The Universe might not be expanding at the same rate everywhere

Source: ESA

6 comments
Jose Gros
One explanation for the difference in shift to red or other markers of 'expansion' may be we are in the middle of regions having different distances from us, nearest regions will have light arriving us sooner, thus, it corresponds to later times, while those very far away emit light arriving us from earlier days of universe, when speed of expansion was faster than today, also, if the speed of a cluster is faster or slower relative to us, this will influence, by Doppler effect, the features of light and any radiation arriving here, what is used to estimate the speed of universe expansion.

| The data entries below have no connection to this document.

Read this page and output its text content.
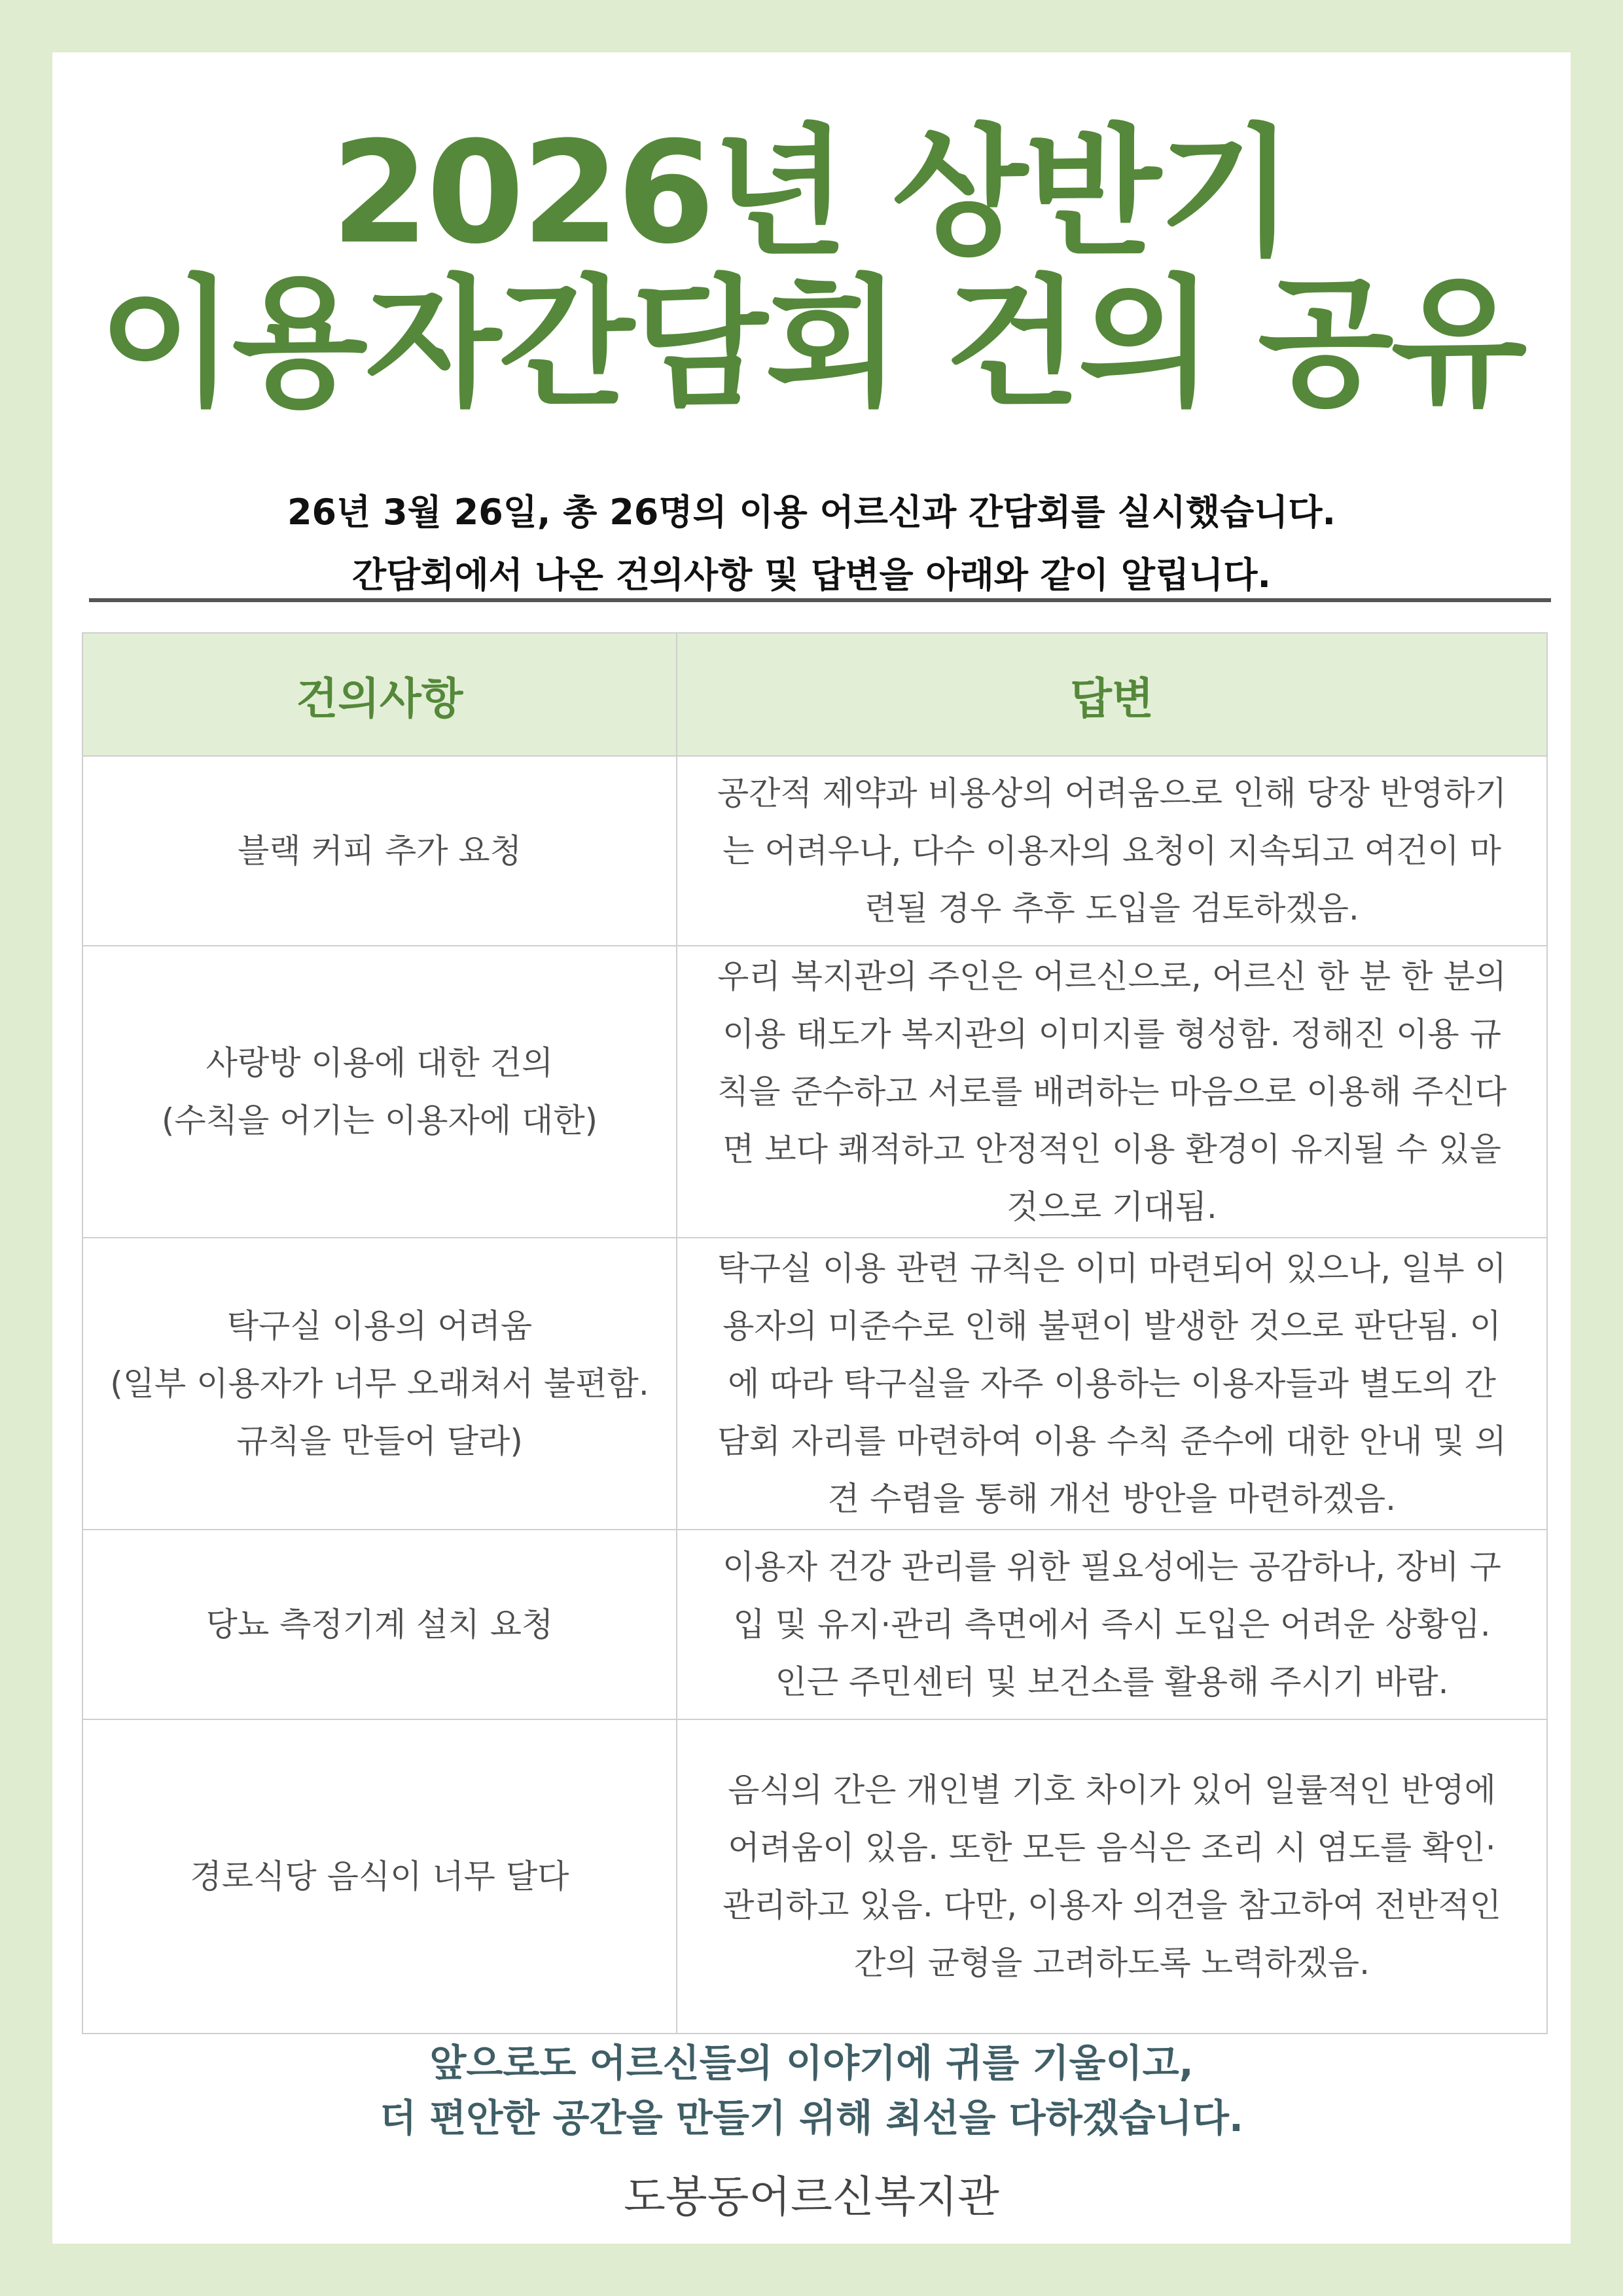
2026년 상반기
이용자간담회 건의 공유
26년 3월 26일, 총 26명의 이용 어르신과 간담회를 실시했습니다.
간담회에서 나온 건의사항 및 답변을 아래와 같이 알립니다.
건의사항	답변

블랙 커피 추가 요청	공간적 제약과 비용상의 어려움으로 인해 당장 반영하기
는 어려우나, 다수 이용자의 요청이 지속되고 여건이 마
련될 경우 추후 도입을 검토하겠음.

사랑방 이용에 대한 건의
(수칙을 어기는 이용자에 대한)	우리 복지관의 주인은 어르신으로, 어르신 한 분 한 분의
이용 태도가 복지관의 이미지를 형성함. 정해진 이용 규
칙을 준수하고 서로를 배려하는 마음으로 이용해 주신다
면 보다 쾌적하고 안정적인 이용 환경이 유지될 수 있을
것으로 기대됨.

탁구실 이용의 어려움
(일부 이용자가 너무 오래쳐서 불편함.
규칙을 만들어 달라)	탁구실 이용 관련 규칙은 이미 마련되어 있으나, 일부 이
용자의 미준수로 인해 불편이 발생한 것으로 판단됨. 이
에 따라 탁구실을 자주 이용하는 이용자들과 별도의 간
담회 자리를 마련하여 이용 수칙 준수에 대한 안내 및 의
견 수렴을 통해 개선 방안을 마련하겠음.

당뇨 측정기계 설치 요청	이용자 건강 관리를 위한 필요성에는 공감하나, 장비 구
입 및 유지·관리 측면에서 즉시 도입은 어려운 상황임.
인근 주민센터 및 보건소를 활용해 주시기 바람.

경로식당 음식이 너무 달다	음식의 간은 개인별 기호 차이가 있어 일률적인 반영에
어려움이 있음. 또한 모든 음식은 조리 시 염도를 확인·
관리하고 있음. 다만, 이용자 의견을 참고하여 전반적인
간의 균형을 고려하도록 노력하겠음.
앞으로도 어르신들의 이야기에 귀를 기울이고,
더 편안한 공간을 만들기 위해 최선을 다하겠습니다.
도봉동어르신복지관
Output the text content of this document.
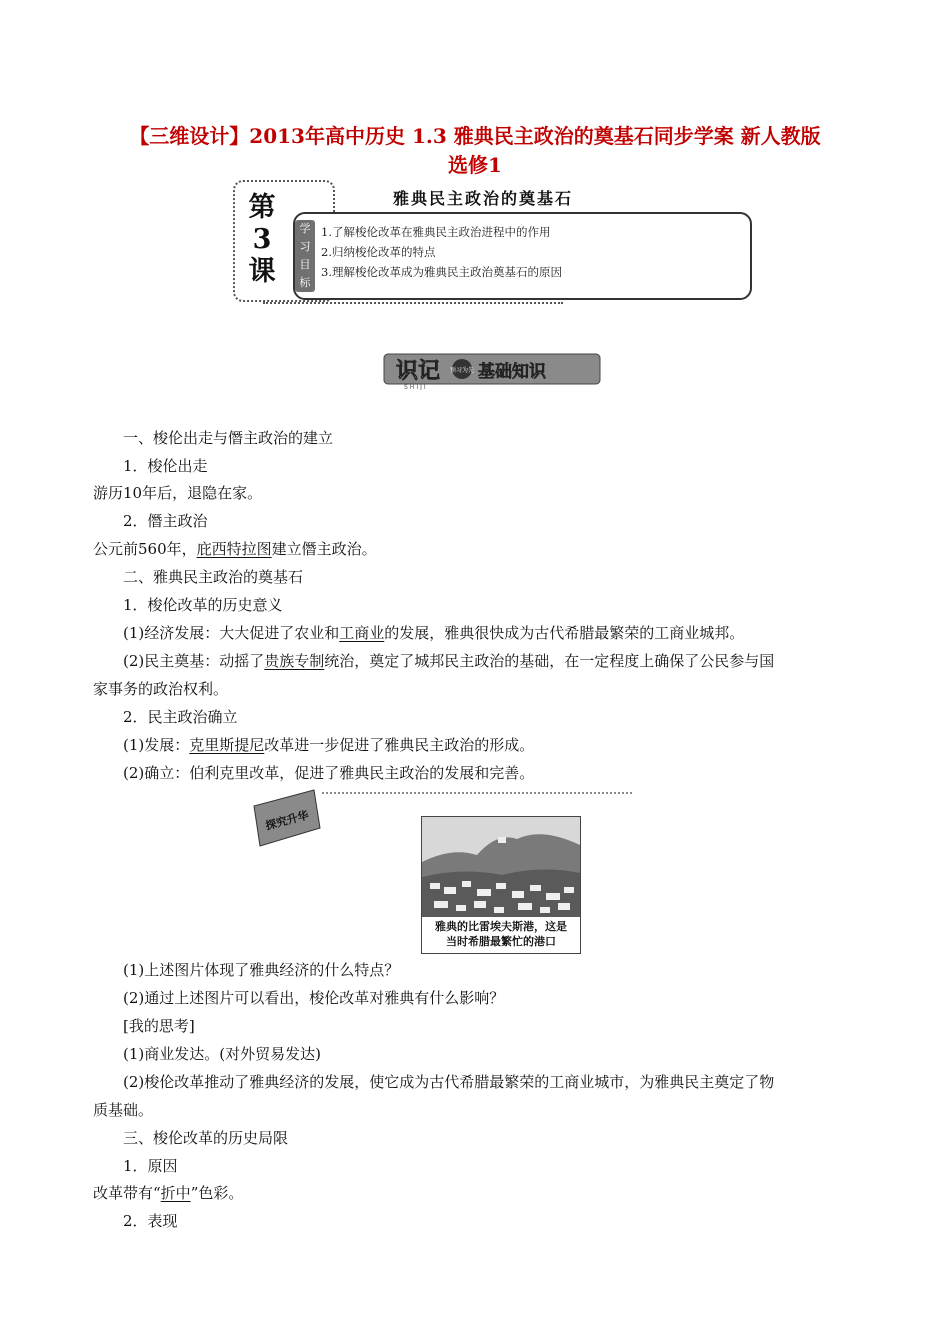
【三维设计】2013年高中历史 1.3 雅典民主政治的奠基石同步学案 新人教版
选修1
第
3
课
雅典民主政治的奠基石
学习目标
1.了解梭伦改革在雅典民主政治进程中的作用
2.归纳梭伦改革的特点
3.理解梭伦改革成为雅典民主政治奠基石的原因
识记
SHIJI
预习为先 基础知识
一、梭伦出走与僭主政治的建立
1．梭伦出走
游历10年后，退隐在家。
2．僭主政治
公元前560年，庇西特拉图建立僭主政治。
二、雅典民主政治的奠基石
1．梭伦改革的历史意义
(1)经济发展：大大促进了农业和工商业的发展，雅典很快成为古代希腊最繁荣的工商业城邦。
(2)民主奠基：动摇了贵族专制统治，奠定了城邦民主政治的基础，在一定程度上确保了公民参与国
家事务的政治权利。
2．民主政治确立
(1)发展：克里斯提尼改革进一步促进了雅典民主政治的形成。
(2)确立：伯利克里改革，促进了雅典民主政治的发展和完善。
探究升华
雅典的比雷埃夫斯港，这是
当时希腊最繁忙的港口
(1)上述图片体现了雅典经济的什么特点？
(2)通过上述图片可以看出，梭伦改革对雅典有什么影响？
[我的思考]
(1)商业发达。(对外贸易发达)
(2)梭伦改革推动了雅典经济的发展，使它成为古代希腊最繁荣的工商业城市，为雅典民主奠定了物
质基础。
三、梭伦改革的历史局限
1．原因
改革带有“折中”色彩。
2．表现
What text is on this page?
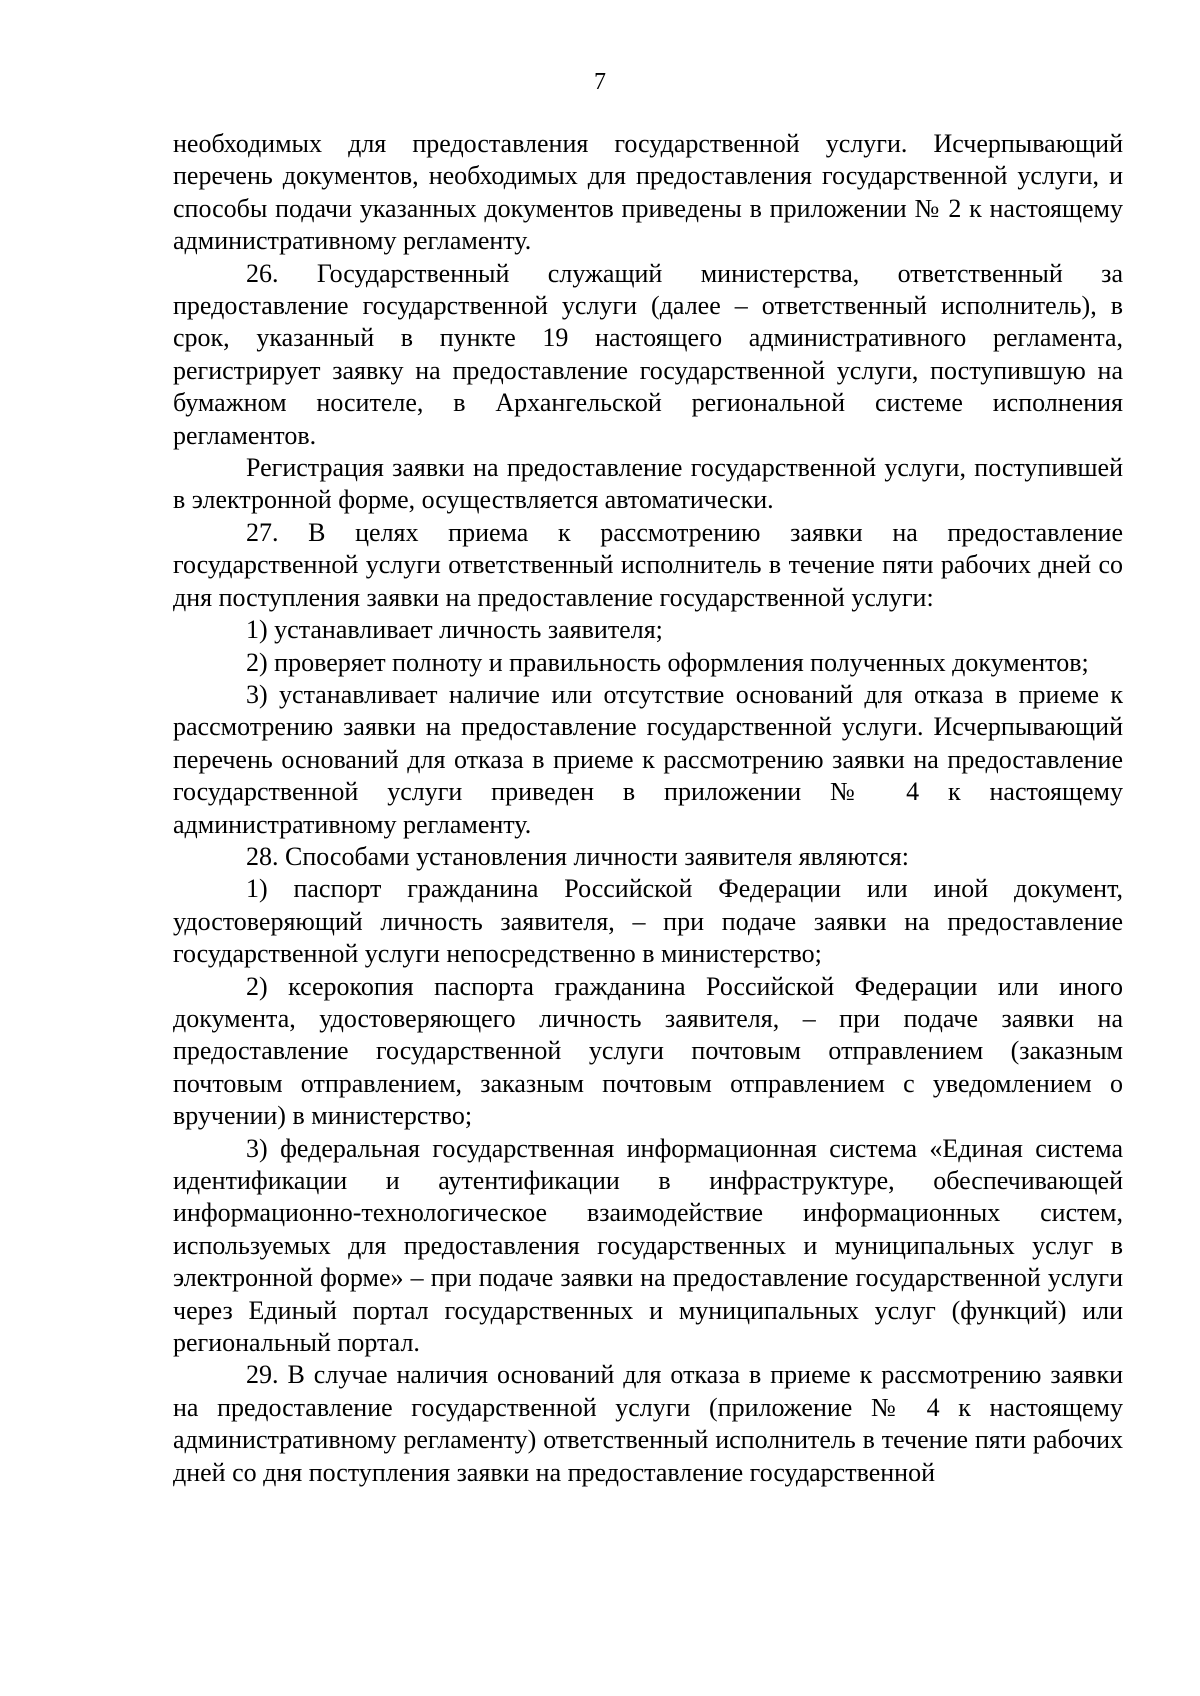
7

необходимых для предоставления государственной услуги. Исчерпывающий перечень документов, необходимых для предоставления государственной услуги, и способы подачи указанных документов приведены в приложении № 2 к настоящему административному регламенту.

26. Государственный служащий министерства, ответственный за предоставление государственной услуги (далее – ответственный исполнитель), в срок, указанный в пункте 19 настоящего административного регламента, регистрирует заявку на предоставление государственной услуги, поступившую на бумажном носителе, в Архангельской региональной системе исполнения регламентов.

Регистрация заявки на предоставление государственной услуги, поступившей в электронной форме, осуществляется автоматически.

27. В целях приема к рассмотрению заявки на предоставление государственной услуги ответственный исполнитель в течение пяти рабочих дней со дня поступления заявки на предоставление государственной услуги:

1) устанавливает личность заявителя;

2) проверяет полноту и правильность оформления полученных документов;

3) устанавливает наличие или отсутствие оснований для отказа в приеме к рассмотрению заявки на предоставление государственной услуги. Исчерпывающий перечень оснований для отказа в приеме к рассмотрению заявки на предоставление государственной услуги приведен в приложении № 4 к настоящему административному регламенту.

28. Способами установления личности заявителя являются:

1) паспорт гражданина Российской Федерации или иной документ, удостоверяющий личность заявителя, – при подаче заявки на предоставление государственной услуги непосредственно в министерство;

2) ксерокопия паспорта гражданина Российской Федерации или иного документа, удостоверяющего личность заявителя, – при подаче заявки на предоставление государственной услуги почтовым отправлением (заказным почтовым отправлением, заказным почтовым отправлением с уведомлением о вручении) в министерство;

3) федеральная государственная информационная система «Единая система идентификации и аутентификации в инфраструктуре, обеспечивающей информационно-технологическое взаимодействие информационных систем, используемых для предоставления государственных и муниципальных услуг в электронной форме» – при подаче заявки на предоставление государственной услуги через Единый портал государственных и муниципальных услуг (функций) или региональный портал.

29. В случае наличия оснований для отказа в приеме к рассмотрению заявки на предоставление государственной услуги (приложение № 4 к настоящему административному регламенту) ответственный исполнитель в течение пяти рабочих дней со дня поступления заявки на предоставление государственной
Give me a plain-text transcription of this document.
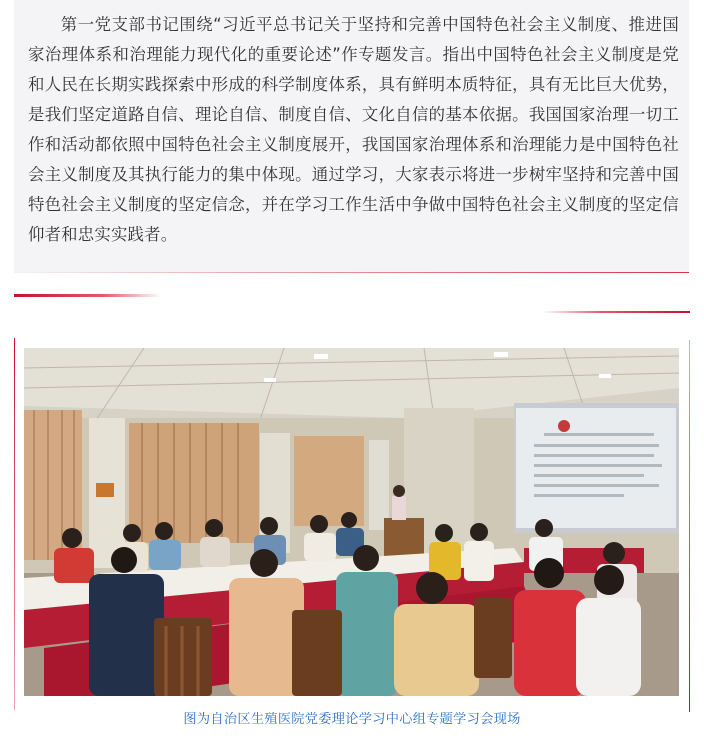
第一党支部书记围绕“习近平总书记关于坚持和完善中国特色社会主义制度、推进国家治理体系和治理能力现代化的重要论述”作专题发言。指出中国特色社会主义制度是党和人民在长期实践探索中形成的科学制度体系，具有鲜明本质特征，具有无比巨大优势，是我们坚定道路自信、理论自信、制度自信、文化自信的基本依据。我国国家治理一切工作和活动都依照中国特色社会主义制度展开，我国国家治理体系和治理能力是中国特色社会主义制度及其执行能力的集中体现。通过学习，大家表示将进一步树牢坚持和完善中国特色社会主义制度的坚定信念，并在学习工作生活中争做中国特色社会主义制度的坚定信仰者和忠实实践者。

图为自治区生殖医院党委理论学习中心组专题学习会现场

If optical phenomena could have a role, density of matter, thus, light refraction, not being uniform across the universe, is something I don't know. Blessings +
Nala
Holy crap, the repercussions of this discovery!!
buzzclick
>leaves the team with the answer that different parts of the universe are expanding at different rates< Why is it so difficult to conceive the universe as a breathing, constantly fluxing and flowing enormous entity, like our oceans. To conclude that it's always expanding doesn't make cosmological sense. And yes, I'm not an astrophysicist.
Cryptonoetic
This is a huge violation of the Cosmological Principle. Great work. Instant Nobel prize.
Nobody
I have always thought the Big Bang was nonsense since there are so many (black) holes in the theory that they needed inflation, imaginary dark matter and dark energy to prop it up. We are observing something where nothing is any longer where it was or possibly doesn't even exist anymore over a period of time so vast that even light has been gravity lensed or changed by the refractive indexes of the gasses in it. If there was a big bang my personal theory is that the universe is more to the order of 50-100 billion years old with at least seven or more generations of stars. If the smaller stars never went nova in each generation, they would still have mass but be simply cold dark cinders.(Dark matter) If this occurred to 20% of each generation of stars after seven generations there would only be about 10% still emitting visible light with many of the later generations looking like brown dwarf stars as they cooled. This longer timeline also allows more time for the stars generate heavier elements and to move apart without the need for the unprovable expansion theory. I also think that the bulk of the mass of the universe is beyond what we can observe and could explain why we are moving as we are. My favorite theory is that there are at least three universes occupying the same space with the mass and influence of each being felt by the others. Just like the idea that the id, ego and super ego all coexist in our minds, we have hell, our present state and heaven all right here. This is not here because of the big bang. These dimensions are here because of the Creator.
Bill Kurtz
I have been waiting for someone to do this study ever since learning that the data used to show the expansion of the universe speeding up, was taken from a small sample pointing to the same general direction. I hope that this study sampled galaxy’s in all directions. Remember, the expansion differentials are relative to our earth speeding through space.